Manage duplicate records using SQL

Semarchy xDM supports duplicates management using SQL to perform programmatically actions typically available to users in applications' duplicate managers.

This document provides the methods to perform various duplicates management operations using SQL with the UM table.

All these methods use a Load ID (in a vLoadID variable), which is initialized and submitted using a process similar to the one used when publishing data.

Make sure to use a job that processes the entities for which the match and merge will run, as well as the related (child) entities.
You can also use continuous loads to perform the duplicate management operations.

Confirm matches

This method automatically confirms programmatically certain matches. It reproduces the behavior of the user interface.

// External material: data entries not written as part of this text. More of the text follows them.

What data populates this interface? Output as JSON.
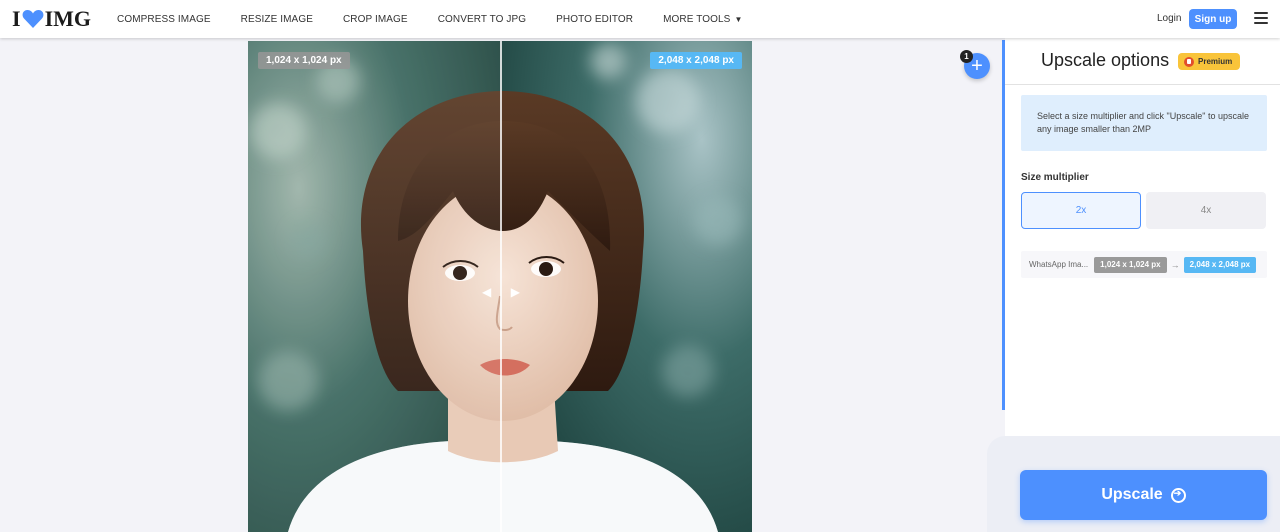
{
  "header": {
    "logo_left": "I",
    "logo_right": "IMG",
    "nav": [
      {
        "label": "COMPRESS IMAGE"
      },
      {
        "label": "RESIZE IMAGE"
      },
      {
        "label": "CROP IMAGE"
      },
      {
        "label": "CONVERT TO JPG"
      },
      {
        "label": "PHOTO EDITOR"
      },
      {
        "label": "MORE TOOLS"
      }
    ],
    "login": "Login",
    "signup": "Sign up"
  },
  "preview": {
    "original_size": "1,024 x 1,024 px",
    "upscaled_size": "2,048 x 2,048 px"
  },
  "add_button": {
    "label": "+",
    "count": "1"
  },
  "sidebar": {
    "title": "Upscale options",
    "badge": "Premium",
    "info": "Select a size multiplier and click \"Upscale\" to upscale any image smaller than 2MP",
    "size_label": "Size multiplier",
    "multipliers": [
      {
        "label": "2x",
        "selected": true
      },
      {
        "label": "4x",
        "selected": false
      }
    ],
    "file": {
      "name": "WhatsApp Ima...",
      "from": "1,024 x 1,024 px",
      "to": "2,048 x 2,048 px"
    },
    "upscale_label": "Upscale"
  },
  "colors": {
    "accent": "#4d90fe",
    "new_size": "#57b8f4",
    "premium": "#f9c43a"
  }
}
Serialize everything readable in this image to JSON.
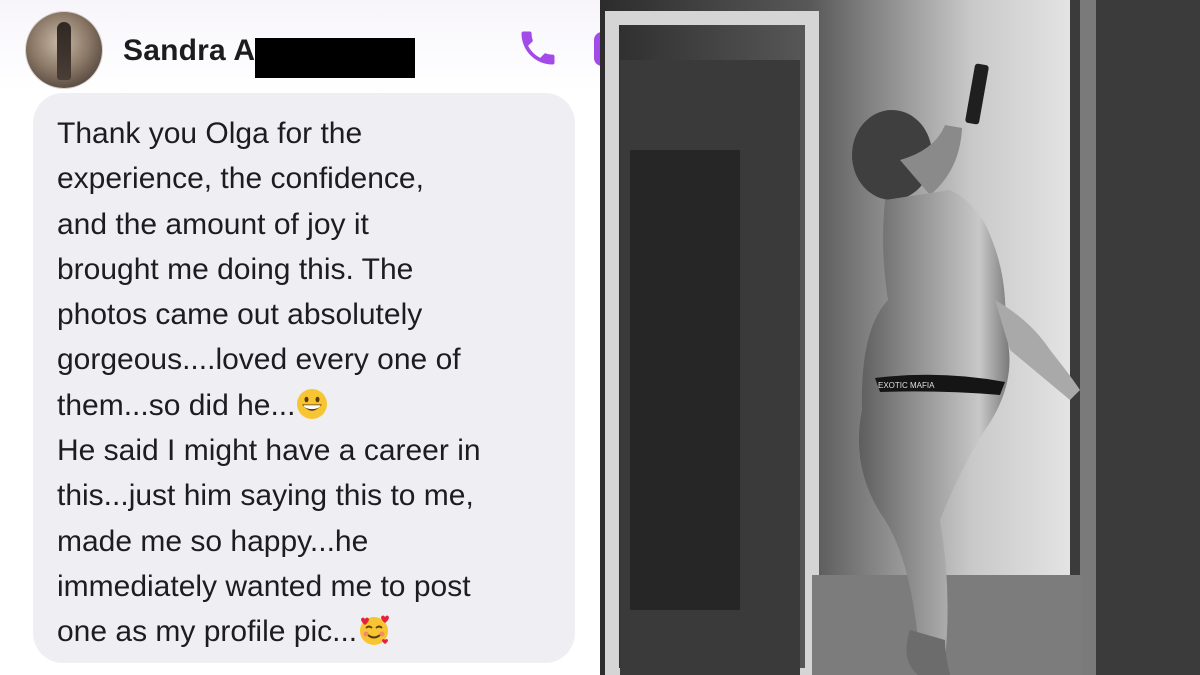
{
  "contact": {
    "name": "Sandra A",
    "avatar_icon": "profile-photo",
    "call_icon": "phone-icon",
    "video_icon": "video-icon",
    "accent_color": "#a24be8"
  },
  "message": {
    "lines": [
      "Thank you Olga for the",
      "experience,  the confidence,",
      "and the amount of joy it",
      "brought me doing this. The",
      "photos came out absolutely",
      "gorgeous....loved every one of",
      "them...so did he...",
      "He said I might have a career in",
      "this...just him saying this to me,",
      "made me so happy...he",
      "immediately wanted me to post",
      "one as my profile pic..."
    ],
    "emoji_after_line_7": "grinning-face-emoji",
    "emoji_after_line_12": "smiling-face-with-hearts-emoji",
    "bubble_color": "#efeef3"
  },
  "photo": {
    "style": "black-and-white",
    "waistband_text": "EXOTIC MAFIA"
  }
}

Columns to load into the UM table:

  • B_LOADID: Load this column with the Load ID provided by the GET_NEW_LOADID function call, or with the ID of the Continuous Load. Use the GET_CONTINUOUS_LOADID function to retrieve a continuous load ID from the continuous load name.

  • B_SOURCEID, B_PUBID: Load these columns with the ID and the publisher of the master records to confirm.

  • B_CLASSNAME: Load this column with the name of the entity of these records.

  • <GoldenID>: Load this column with the ID of the golden record to which the master record is attached to.

  • B_CONFIRMEDSDPK: Load this column with the same value as <GoldenID>.

Example 1. Confirm all unconfirmed master records
INSERT INTO UM_CUSTOMER (
	B_LOADID,
	B_SOURCEID,
	B_PUBID,
	B_CLASSNAME,
	CUSTOMER_ID,
	B_CONFIRMEDSDPK
)
SELECT
	vLoad_id,
	B_SOURCEID,
	B_PUBID,
	'Customer',
	CUSTOMER_ID,
	CUSTOMER_ID FROM MD_CUSTOMER
WHERE
  B_CONFIRMATIONSTATUS = 'NOT_CONFIRMED';

Force a new record to join a golden record

When loading a source record, use this method to load at the same time a user decision forcing this record to:

  • Either join a golden record with a known ID,

  • Or create a new golden record with this ID.

To perform such an operation, combine data loading with the previous technique.

Example 2. Load a new customer record and force it to merge with the existing golden record with CUSTOMER_ID 2
/* Load source record */

INSERT into SD_CUSTOMER (
  B_LOADID,
  B_SOURCEID,
  B_PUBID,
  B_CLASSNAME,
  -- Data fields are below
  CUSTOMER_NAME,
  ...

) values (
  vLoad_id,
  123456,
  'CRM',
  'Customer',
  -- Values are below
  'GADGETRON',
  ...

)

/* Force a merge of this source record with a known golden ID */

INSERT INTO UM_CUSTOMER (
  B_LOADID,
  B_SOURCEID,
  B_PUBID,
  B_CLASSNAME,
  CUSTOMER_ID,
  B_CONFIRMEDSDPK
)
SELECT
  vLoad_id,
  123456,
  'CRM',
  'Customer',
  2,   -- Target Golden ID
  2    -- Confirm the golden ID FROM MD_CUSTOMER;

COMMIT;

Move master and golden records to golden records

This method automatically moves master records to golden records. It reproduces the behavior of the user interface for moving masters into golden records, or for merging golden records into golden records

Columns to load into the UM table:

  • B_LOADID: Load this column with the Load ID provided by the GET_NEW_LOADID function call, of with the ID of the Continuous Load.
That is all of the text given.